The house was elaborately furnished and designed with spacious and elegantly detailed rooms. It was suited to both the functional domestic requirements of the Gambrills' large family and their fondness for entertaining guests in grand style on special social occasions. A double parlor, a library, and a dining room were on the first floor, while large-scale entertaining was accommodated by the third floor ballroom and built-in stage. Seven fireplaces were built in the house, with imported Italian marble used for the mantels and hearths of those on the first floor. A continuous balustrade complemented the central walnut staircase extending in an open stairwell from the first to third floors.
The architectural sophistication of the mansion was supported by mechanical features considered highly progressive at the time. These included a coal-burning furnace, gas wall-mounted lamps throughout the house, a gas cooking range, and an innovative plumbing system providing hot and cold running water and sewage disposal. A large cistern remains behind the mansion where water, pumped from a spring several hundred yards to the north, was stored and delivered to the house by gravity for domestic use.

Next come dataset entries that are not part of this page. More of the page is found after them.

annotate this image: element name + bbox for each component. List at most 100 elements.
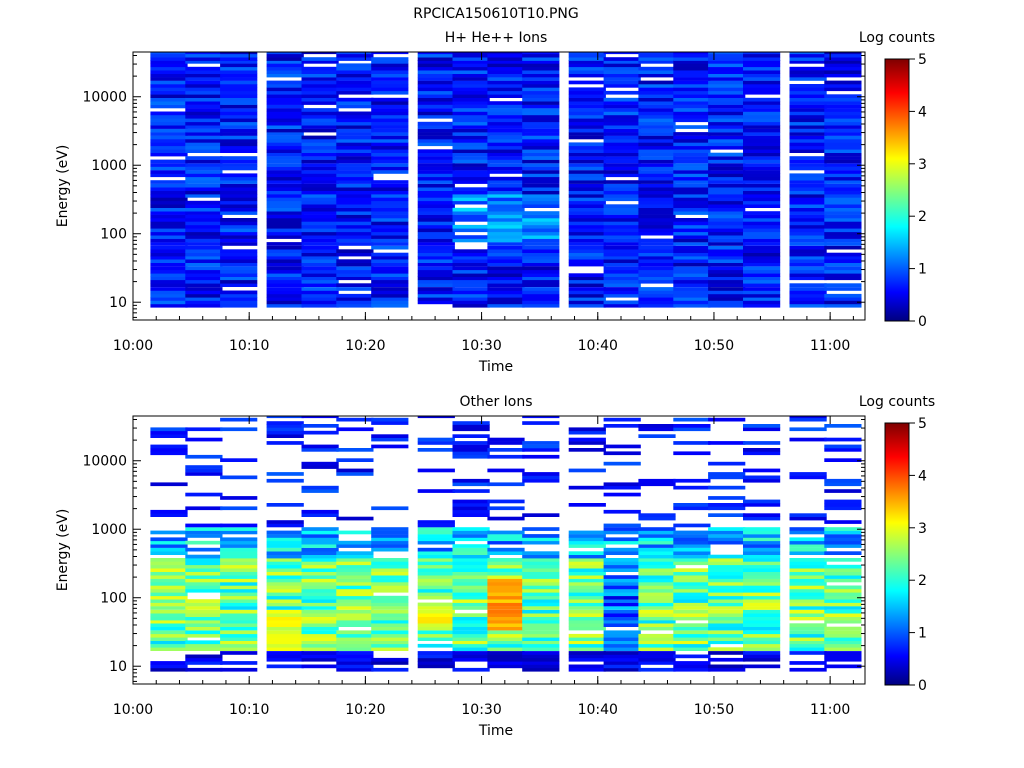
heatmap-cell — [336, 207, 374, 212]
heatmap-cell — [150, 558, 188, 562]
heatmap-cell — [266, 540, 304, 545]
heatmap-cell — [673, 276, 711, 281]
heatmap-cell — [638, 180, 676, 184]
heatmap-cell — [789, 194, 827, 198]
heatmap-cell — [185, 468, 223, 473]
heatmap-cell — [266, 623, 304, 627]
heatmap-cell — [336, 80, 374, 85]
heatmap-cell — [708, 616, 746, 621]
heatmap-cell — [301, 235, 339, 239]
heatmap-cell — [220, 163, 258, 167]
heatmap-cell — [487, 437, 525, 442]
heatmap-cell — [185, 626, 223, 631]
heatmap-cell — [185, 647, 223, 651]
heatmap-cell — [266, 245, 304, 250]
heatmap-cell — [603, 667, 641, 672]
heatmap-cell — [336, 602, 374, 607]
heatmap-cell — [220, 619, 258, 624]
heatmap-cell — [220, 554, 258, 559]
heatmap-cell — [824, 571, 862, 576]
heatmap-cell — [150, 221, 188, 226]
heatmap-cell — [708, 475, 746, 480]
heatmap-cell — [371, 582, 409, 586]
colorbar-tick-label: 0 — [918, 678, 927, 694]
heatmap-cell — [452, 654, 490, 659]
heatmap-cell — [522, 262, 560, 267]
heatmap-cell — [522, 661, 560, 665]
heatmap-cell — [638, 60, 676, 64]
heatmap-cell — [568, 114, 606, 119]
heatmap-cell — [150, 259, 188, 263]
heatmap-cell — [743, 121, 781, 126]
heatmap-cell — [220, 540, 258, 545]
heatmap-cell — [708, 640, 746, 645]
heatmap-cell — [266, 221, 304, 226]
heatmap-cell — [487, 149, 525, 153]
heatmap-cell — [673, 279, 711, 284]
heatmap-cell — [789, 513, 827, 517]
heatmap-cell — [568, 170, 606, 174]
heatmap-cell — [789, 180, 827, 184]
heatmap-cell — [638, 238, 676, 243]
heatmap-cell — [452, 564, 490, 569]
heatmap-cell — [487, 249, 525, 253]
heatmap-cell — [789, 207, 827, 212]
heatmap-cell — [487, 80, 525, 85]
heatmap-cell — [568, 468, 606, 473]
heatmap-cell — [371, 633, 409, 638]
heatmap-cell — [568, 568, 606, 572]
heatmap-cell — [708, 152, 746, 157]
heatmap-cell — [789, 530, 827, 535]
heatmap-cell — [603, 647, 641, 651]
heatmap-cell — [417, 664, 455, 669]
heatmap-cell — [266, 558, 304, 562]
heatmap-cell — [522, 472, 560, 476]
heatmap-cell — [789, 551, 827, 555]
heatmap-cell — [522, 657, 560, 662]
heatmap-cell — [708, 252, 746, 257]
heatmap-cell — [185, 166, 223, 171]
heatmap-cell — [743, 57, 781, 61]
heatmap-cell — [336, 204, 374, 208]
heatmap-cell — [603, 197, 641, 202]
heatmap-cell — [789, 173, 827, 178]
heatmap-cell — [743, 279, 781, 284]
heatmap-cell — [522, 73, 560, 78]
heatmap-cell — [220, 173, 258, 178]
heatmap-cell — [789, 640, 827, 645]
heatmap-cell — [185, 588, 223, 593]
heatmap-cell — [301, 80, 339, 85]
heatmap-cell — [220, 101, 258, 105]
y-tick-label: 10000 — [82, 90, 127, 106]
colorbar-tick-label: 5 — [918, 416, 927, 432]
heatmap-cell — [220, 235, 258, 239]
heatmap-cell — [371, 506, 409, 511]
heatmap-cell — [824, 633, 862, 638]
heatmap-cell — [638, 547, 676, 552]
heatmap-cell — [371, 66, 409, 71]
heatmap-cell — [452, 513, 490, 517]
heatmap-cell — [185, 558, 223, 562]
heatmap-cell — [824, 187, 862, 191]
heatmap-cell — [568, 571, 606, 576]
heatmap-cell — [301, 613, 339, 617]
heatmap-cell — [673, 231, 711, 236]
heatmap-cell — [673, 156, 711, 160]
heatmap-cell — [638, 224, 676, 229]
panel-1-title: H+ He++ Ions — [445, 30, 548, 46]
heatmap-cell — [522, 128, 560, 133]
heatmap-cell — [487, 128, 525, 133]
heatmap-cell — [301, 128, 339, 133]
heatmap-cell — [638, 616, 676, 621]
heatmap-cell — [522, 276, 560, 281]
heatmap-cell — [743, 163, 781, 167]
heatmap-cell — [266, 609, 304, 614]
heatmap-cell — [708, 269, 746, 274]
heatmap-cell — [150, 287, 188, 291]
heatmap-cell — [603, 190, 641, 195]
heatmap-cell — [522, 166, 560, 171]
heatmap-cell — [336, 585, 374, 590]
heatmap-cell — [301, 173, 339, 178]
heatmap-cell — [743, 63, 781, 68]
heatmap-cell — [417, 149, 455, 153]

A contemporary newspaper account recounted a gala summer concert at the Gambrill's graceful country estate:
In 1897, however, during a period of national recession, Gambrill was forced to surrender title to his estate and mills. Gambrill's finances had been strained by the costs of rebuilding his mill in Frederick after it was destroyed by fire in 1893 and by fierce competition from more technologically advanced milling operations in the Upper Midwest. The properties were conveyed to his daughter and son-in-law, and shortly thereafter sold out of the family. Gambrill retired to Frederick, where he lived until his death in 1932 at the age of 102. Araby Mill was never reactivated after his ownership.
The National Park Service acquired the Gambrill House in the 1980s. It currently serves as the headquarters for the Historic Preservation Training Center (HPTC), an organization dedicated to training maintenance workers in historic preservation skills and preserving historic structures throughout the National Park Service system.